28. April 2024

»Kein Anlass, sich von dieser Mannschaft abzuwenden«

Borussia Mönchengladbach setzt auch das Auswärtsspiel beim Abstiegskandidaten VfB Stuttgart in den Sand. Einmal mehr fehlte den Fohlen in allen Mannschaftsteilen der Punch, doch Trainer Daniel Farke war mit dem, was seine Spieler investiert haben, »alles andere als unzufrieden«.

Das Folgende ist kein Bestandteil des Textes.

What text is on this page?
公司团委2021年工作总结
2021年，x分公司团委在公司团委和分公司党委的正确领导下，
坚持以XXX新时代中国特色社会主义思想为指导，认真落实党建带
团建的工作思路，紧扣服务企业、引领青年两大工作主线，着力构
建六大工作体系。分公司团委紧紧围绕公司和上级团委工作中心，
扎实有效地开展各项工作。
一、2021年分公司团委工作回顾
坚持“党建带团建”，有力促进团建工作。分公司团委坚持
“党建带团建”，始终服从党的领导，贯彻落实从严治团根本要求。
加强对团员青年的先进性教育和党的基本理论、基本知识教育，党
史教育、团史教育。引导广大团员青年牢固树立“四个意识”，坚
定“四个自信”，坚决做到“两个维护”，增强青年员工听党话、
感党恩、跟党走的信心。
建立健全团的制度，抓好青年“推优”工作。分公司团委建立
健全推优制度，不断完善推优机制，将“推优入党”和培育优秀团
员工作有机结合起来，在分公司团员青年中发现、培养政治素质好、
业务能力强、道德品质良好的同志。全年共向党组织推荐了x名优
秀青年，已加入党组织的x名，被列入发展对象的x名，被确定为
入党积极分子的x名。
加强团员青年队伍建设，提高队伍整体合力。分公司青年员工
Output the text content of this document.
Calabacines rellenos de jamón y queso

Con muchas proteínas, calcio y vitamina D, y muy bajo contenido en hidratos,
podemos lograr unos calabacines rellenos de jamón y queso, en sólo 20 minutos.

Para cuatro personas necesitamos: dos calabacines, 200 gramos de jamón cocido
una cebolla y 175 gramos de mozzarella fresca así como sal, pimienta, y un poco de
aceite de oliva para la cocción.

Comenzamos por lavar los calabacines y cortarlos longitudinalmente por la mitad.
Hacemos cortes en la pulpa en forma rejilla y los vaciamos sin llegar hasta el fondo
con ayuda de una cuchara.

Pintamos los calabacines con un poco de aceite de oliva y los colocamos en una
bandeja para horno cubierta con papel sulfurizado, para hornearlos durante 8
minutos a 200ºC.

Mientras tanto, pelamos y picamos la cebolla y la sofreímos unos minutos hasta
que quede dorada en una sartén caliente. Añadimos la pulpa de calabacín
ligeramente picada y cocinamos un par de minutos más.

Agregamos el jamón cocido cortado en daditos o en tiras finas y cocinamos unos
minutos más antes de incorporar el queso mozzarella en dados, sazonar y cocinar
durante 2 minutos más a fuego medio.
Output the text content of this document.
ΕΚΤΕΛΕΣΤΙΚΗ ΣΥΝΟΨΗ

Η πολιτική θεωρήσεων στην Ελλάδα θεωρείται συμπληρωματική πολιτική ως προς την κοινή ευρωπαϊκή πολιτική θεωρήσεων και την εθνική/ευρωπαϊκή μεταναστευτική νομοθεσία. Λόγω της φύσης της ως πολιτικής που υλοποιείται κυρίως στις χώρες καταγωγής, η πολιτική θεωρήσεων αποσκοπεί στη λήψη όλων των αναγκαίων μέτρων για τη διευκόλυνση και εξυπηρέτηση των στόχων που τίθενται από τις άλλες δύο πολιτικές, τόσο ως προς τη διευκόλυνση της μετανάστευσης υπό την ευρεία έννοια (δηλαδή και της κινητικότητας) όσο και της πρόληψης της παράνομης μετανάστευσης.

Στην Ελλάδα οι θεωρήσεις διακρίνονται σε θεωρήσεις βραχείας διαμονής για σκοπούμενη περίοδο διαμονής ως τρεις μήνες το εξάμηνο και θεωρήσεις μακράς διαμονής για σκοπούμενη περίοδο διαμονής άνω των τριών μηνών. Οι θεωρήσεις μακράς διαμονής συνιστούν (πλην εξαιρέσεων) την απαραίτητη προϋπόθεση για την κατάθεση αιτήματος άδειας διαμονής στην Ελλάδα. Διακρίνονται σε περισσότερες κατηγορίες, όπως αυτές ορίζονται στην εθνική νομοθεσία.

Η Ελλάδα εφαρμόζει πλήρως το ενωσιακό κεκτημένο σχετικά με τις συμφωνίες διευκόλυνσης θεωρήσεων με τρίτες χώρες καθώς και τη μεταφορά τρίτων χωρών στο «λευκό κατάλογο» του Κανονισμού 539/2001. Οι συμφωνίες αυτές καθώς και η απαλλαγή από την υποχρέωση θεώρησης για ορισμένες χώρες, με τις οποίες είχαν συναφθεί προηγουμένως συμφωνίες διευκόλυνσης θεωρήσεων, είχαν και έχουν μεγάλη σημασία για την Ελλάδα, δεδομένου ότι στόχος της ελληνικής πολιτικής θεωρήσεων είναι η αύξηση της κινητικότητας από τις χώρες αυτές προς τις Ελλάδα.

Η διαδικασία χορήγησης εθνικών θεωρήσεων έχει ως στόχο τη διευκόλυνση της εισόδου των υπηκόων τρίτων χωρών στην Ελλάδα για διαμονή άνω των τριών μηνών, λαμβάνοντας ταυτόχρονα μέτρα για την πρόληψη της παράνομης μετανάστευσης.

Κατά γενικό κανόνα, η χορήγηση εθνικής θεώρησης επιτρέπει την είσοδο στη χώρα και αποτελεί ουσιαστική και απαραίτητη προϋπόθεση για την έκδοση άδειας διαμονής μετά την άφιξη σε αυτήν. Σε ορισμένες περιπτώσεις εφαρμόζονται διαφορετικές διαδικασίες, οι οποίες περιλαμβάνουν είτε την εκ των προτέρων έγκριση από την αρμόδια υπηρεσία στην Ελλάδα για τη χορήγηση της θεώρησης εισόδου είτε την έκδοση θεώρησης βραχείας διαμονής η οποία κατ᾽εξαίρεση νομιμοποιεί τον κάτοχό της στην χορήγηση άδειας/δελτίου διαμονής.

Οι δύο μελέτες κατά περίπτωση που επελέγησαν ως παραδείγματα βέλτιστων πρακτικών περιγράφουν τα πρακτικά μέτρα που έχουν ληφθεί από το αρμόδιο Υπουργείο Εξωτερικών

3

Es war eine bezeichnende Szene für den Ist-Zustand bei Borussia Mönchengladbach, als die Spieler der Fohlenelf nach dem Schlusspfiff in Stuttgart zum Gästeblock schlenderten und ziemlich schnell wieder kehrtmachten, weil sich ein Großteil der Fans von ihnen weggedreht hatte. Die nächste armselige Vorstellung der Borussen lässt vermuten, dass nicht nur die bedauernswerten Auswärtsfans vor Ort mit Grausen abgewandt haben, sondern dass auch die Anhänger an den TV-Geräten entsprechend reagiert haben.

Umso erstaunlicher, dass Borussias Trainer Daniel Farke das Verhalten auf den Rängen als eine unverhältnismäßige Reaktion aus der ersten Enttäuschung heraus einsortierte. »Wenn man die Emotionen herunterkocht und die Geschichten objektiv bewertet, gibt es keinen Grund, sich von dieser Mannschaft abzuwenden. Ganz im Gegenteil. Und das habe ich den Jungs auch direkt nach dem Spiel gesagt.«

»Ich bin mit dem, was wir investiert haben, alles andere als unzufrieden«

Dabei hatte Farke selbst im Anschluss eingeräumt, dass seiner Mannschaft »Schärfe, Energie und Durchsetzungsvermögen in beiden Strafräumen gefehlt« habe. Der Trainer stellte das jedoch so dar, als ob es sich dabei um Naturgesetze handelt, die nicht zu ändern sind. Dass Farke vor dem ersten Gegentor eine »Schlafmützigkeit« ausgemacht hat und Pleas Ballverlust vor der Elfmetersituation als »schlampig« und »flapsig« benennt, entspricht den Tatsachen.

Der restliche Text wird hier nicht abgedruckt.